- 1/2 cup butter, softened
- 1 cup sugar (I mixed brown and white sugar)
- 1 teas. vanilla extract
- about 1/8 teas. almond extract
- 1/2 cup plain nonfat yogurt
- 1/2 cup vanilla nonfat yogurt
- 2 cups AP flour
- 1 egg
- 1 teas. baking soda
- 1/2 teas. baking powder
- jam (I used a three-berry jam)
- powdered sugar
Preheat oven to 350 degrees. Spray muffin/cupcake tins with nonstick spray.
In a bowl, cream butter, sugar and extracts. Beat in egg until smooth. In another bowl, mix flour, baking soda and baking powder. Stir into the sugar mixture, alternating with yogurt.
Scoop half the mixture into the muffin tins. Using a 1/2 teaspoon, drop a dollop of jam on top of each bit of batter. Put the rest of the mixture on top of each cupcake.
Bake for 350 for 30 minutes or until tooth pick comes out clean. Using a shaker or sifter, sprinkle powdered sugar on top.

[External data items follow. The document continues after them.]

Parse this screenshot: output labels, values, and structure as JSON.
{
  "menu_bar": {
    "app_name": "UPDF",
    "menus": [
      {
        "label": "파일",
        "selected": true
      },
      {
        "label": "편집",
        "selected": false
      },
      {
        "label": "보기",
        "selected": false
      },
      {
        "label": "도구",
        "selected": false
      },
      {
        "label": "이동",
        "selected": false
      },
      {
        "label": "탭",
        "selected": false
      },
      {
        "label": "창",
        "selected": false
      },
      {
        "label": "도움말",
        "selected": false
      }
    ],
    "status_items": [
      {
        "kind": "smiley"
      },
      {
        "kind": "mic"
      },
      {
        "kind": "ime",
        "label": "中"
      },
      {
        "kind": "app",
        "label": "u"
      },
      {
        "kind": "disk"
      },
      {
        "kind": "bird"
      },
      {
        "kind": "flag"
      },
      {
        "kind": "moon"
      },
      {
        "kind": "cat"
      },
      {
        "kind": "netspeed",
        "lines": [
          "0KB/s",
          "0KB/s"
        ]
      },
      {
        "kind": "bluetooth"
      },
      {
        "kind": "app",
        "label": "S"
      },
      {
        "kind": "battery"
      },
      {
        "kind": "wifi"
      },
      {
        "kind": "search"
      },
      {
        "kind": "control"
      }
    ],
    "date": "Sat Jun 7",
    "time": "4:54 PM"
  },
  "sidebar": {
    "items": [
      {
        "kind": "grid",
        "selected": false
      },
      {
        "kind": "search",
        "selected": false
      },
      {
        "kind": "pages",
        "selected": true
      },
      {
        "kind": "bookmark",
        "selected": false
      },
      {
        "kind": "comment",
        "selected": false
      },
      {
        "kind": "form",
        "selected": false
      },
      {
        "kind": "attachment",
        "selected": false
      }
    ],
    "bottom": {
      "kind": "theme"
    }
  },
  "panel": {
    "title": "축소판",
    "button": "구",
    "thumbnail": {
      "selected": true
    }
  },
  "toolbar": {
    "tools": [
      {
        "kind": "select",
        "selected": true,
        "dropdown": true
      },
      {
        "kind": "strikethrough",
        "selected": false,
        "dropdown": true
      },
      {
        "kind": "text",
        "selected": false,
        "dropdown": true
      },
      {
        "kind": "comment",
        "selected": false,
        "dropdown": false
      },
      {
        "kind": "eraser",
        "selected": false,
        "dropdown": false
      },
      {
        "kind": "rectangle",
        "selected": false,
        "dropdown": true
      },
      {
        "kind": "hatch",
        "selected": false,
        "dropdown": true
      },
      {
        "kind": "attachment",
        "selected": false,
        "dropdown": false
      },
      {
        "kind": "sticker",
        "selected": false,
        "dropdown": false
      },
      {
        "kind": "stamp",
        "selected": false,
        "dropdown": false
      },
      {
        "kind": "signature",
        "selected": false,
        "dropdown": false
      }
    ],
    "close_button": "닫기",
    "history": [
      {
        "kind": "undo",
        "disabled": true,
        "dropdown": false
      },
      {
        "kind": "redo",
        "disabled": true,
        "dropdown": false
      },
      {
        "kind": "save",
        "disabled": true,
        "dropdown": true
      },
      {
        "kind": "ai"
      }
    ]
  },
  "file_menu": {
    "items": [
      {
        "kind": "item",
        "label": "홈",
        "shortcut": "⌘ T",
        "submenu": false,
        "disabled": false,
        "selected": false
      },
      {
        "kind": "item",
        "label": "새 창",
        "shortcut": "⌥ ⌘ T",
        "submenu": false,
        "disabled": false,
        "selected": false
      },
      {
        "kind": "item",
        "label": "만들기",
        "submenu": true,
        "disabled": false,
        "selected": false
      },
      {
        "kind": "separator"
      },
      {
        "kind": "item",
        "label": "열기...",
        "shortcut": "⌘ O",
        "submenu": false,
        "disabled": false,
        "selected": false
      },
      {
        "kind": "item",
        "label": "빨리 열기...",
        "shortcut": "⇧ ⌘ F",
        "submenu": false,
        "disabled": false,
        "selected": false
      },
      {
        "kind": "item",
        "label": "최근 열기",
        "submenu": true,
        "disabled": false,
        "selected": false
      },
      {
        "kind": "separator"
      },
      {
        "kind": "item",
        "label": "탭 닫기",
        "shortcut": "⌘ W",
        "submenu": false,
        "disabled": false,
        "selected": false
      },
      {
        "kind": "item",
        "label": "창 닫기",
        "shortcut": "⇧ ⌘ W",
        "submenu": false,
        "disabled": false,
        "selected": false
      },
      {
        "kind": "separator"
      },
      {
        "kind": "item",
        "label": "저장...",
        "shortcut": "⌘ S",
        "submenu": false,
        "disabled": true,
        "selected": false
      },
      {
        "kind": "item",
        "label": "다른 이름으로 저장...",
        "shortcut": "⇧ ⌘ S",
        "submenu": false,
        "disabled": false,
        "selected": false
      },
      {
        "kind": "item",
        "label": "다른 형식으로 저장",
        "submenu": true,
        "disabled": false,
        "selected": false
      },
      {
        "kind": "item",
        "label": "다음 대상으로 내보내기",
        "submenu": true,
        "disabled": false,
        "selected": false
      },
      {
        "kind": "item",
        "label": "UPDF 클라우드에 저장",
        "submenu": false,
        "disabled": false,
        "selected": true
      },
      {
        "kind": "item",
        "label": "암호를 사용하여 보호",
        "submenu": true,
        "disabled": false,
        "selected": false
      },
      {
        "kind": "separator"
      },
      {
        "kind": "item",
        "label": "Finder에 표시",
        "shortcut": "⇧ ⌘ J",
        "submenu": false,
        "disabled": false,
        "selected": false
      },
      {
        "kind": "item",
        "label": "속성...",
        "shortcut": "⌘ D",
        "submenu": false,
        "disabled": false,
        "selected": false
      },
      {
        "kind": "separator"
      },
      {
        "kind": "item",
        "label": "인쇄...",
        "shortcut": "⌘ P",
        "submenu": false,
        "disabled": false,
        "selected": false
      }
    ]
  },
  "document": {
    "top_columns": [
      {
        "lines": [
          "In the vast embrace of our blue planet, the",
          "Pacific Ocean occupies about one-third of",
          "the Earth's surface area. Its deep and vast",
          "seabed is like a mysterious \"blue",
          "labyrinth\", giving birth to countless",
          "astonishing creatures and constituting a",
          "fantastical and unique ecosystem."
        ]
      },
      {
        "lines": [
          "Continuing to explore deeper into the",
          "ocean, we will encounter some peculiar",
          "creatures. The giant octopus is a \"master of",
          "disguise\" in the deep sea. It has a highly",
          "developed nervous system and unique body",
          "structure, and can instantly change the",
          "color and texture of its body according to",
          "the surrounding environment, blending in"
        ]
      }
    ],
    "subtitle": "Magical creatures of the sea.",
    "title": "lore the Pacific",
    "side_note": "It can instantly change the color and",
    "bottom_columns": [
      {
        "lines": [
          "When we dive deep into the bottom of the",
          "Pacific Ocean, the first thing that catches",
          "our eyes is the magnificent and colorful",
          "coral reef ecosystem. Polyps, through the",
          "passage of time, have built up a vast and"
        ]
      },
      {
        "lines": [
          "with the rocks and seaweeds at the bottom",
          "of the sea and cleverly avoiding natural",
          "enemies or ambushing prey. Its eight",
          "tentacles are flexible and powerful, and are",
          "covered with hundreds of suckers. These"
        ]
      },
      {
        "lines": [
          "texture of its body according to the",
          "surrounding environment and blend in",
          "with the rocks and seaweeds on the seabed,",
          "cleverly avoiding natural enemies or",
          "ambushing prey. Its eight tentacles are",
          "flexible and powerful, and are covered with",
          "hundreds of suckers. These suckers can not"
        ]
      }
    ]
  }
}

Nate and I split one after dinner tonight (I didn't want to take something horrible into work!). They're really quite good--they're not dry at all and the jam gives it a nice kick. They aren't too sweet either, which I really like. I'm sure they'd be good with frosting, but they're just as good with just the powdered sugar.